If we look at the facts, the economic and geopolitical situation looks very tough. But if we focus on our own country, the situation is even more complex; at the end of 2020, the European Commission predicted a 12.4% drop in national GDP for this year, an unemployment rate that will reach 18% as a result of the closure of more than 100,000 businesses, 800,000 people unemployed and 750,000 in ERTE. This situation will mean that 25% of Spanish families will not be able to pay their mortgage or rent.
We believe we are in a “safe sector with a future”, but we must not forget the high risk of contagion in which we find ourselves due to global uncertainty. The world is hyper interconnected and although we have the false sensation of belonging to the bubble of a business unaffected by the crisis, the collapse of other sectors will generate a domino effect that could have a strong impact on us. We must not fall into the false mirage of feeling we are in the oasis of a desert. We must all fight to bring this situation forward, because in one way or another, the good of some is the good of all.
To do this, organisations must, yes or yes, get on board the definitive train of digital transformation, a profound transformation that produces a metamorphosis and responds to the social needs of recent years and which COVID-19 has pointed out.

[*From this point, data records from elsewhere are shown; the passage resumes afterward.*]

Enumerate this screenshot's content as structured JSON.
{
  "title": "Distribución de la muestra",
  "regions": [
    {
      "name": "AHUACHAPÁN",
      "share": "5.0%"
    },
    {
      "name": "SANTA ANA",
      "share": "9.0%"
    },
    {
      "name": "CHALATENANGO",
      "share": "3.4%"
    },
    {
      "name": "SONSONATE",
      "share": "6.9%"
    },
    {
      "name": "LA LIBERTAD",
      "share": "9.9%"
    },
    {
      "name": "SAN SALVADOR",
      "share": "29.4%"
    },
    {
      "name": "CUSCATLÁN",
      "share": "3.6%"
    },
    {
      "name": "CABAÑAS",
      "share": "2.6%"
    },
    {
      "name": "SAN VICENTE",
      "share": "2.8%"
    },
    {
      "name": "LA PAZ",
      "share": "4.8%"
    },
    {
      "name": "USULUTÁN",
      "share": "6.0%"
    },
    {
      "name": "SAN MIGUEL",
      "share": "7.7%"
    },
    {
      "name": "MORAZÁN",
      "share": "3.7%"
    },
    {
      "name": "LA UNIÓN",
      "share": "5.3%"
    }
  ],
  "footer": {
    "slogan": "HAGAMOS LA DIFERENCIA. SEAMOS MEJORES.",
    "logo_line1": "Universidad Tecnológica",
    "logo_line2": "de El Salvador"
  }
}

At this point I do not want to join the fashion of talking about the concept of ‘Transformation’ as if spending on digital projects is necessarily the solution to all ills. I am extremely concerned that the initiated and committed plans for grants and funding associated with the COVID lines could end up being a ‘Plan E’ that runs out of steam without any results. This would undoubtedly mean leaving a mortgage that our children will not be able to pay. We must focus on developing projects that increase the competitiveness of our clients, i.e. produce more for less, reduce superfluous costs and increase their capacity to compete in exporting and providing services in a global world.
I am convinced that we need agile companies that respond to the needs of consumers in a way that is real and not contrived, that moves away from the old models of traditional outsourcing that tend to hold back the possibility of moving forward. In short, to take advantage of the benefits of new IT models that provide greater cost control, flexibility, innovation, a commitment to the sustainability of the planet and adaptability in times of change.
On a more positive note, this year has been a huge leap for Enimbos, with our integration into Accenture. We are convinced that this transition will become a successful reality very soon. We have deep admiration for our new big brother and its client focus, the enormous sector knowledge it demonstrates will help us to improve our approach to the market, its capacity for innovation, its global dimension and its respect for people in all their diversity. We are, of course, grateful for his warm welcome on board.
An exciting challenge, no doubt, which we face with optimism and the desire to give the best of ourselves. We know that the crossing has dangerous waves because the global situation is challenging, perhaps too much so, but we are confident that the ‘Invincible Armada’, as our team was once defined in this very medium, will come out on top.
We are also confident that we will be able to contribute our seed because we believe that companies small or huge are people, and that technology detached from humanity is meaningless.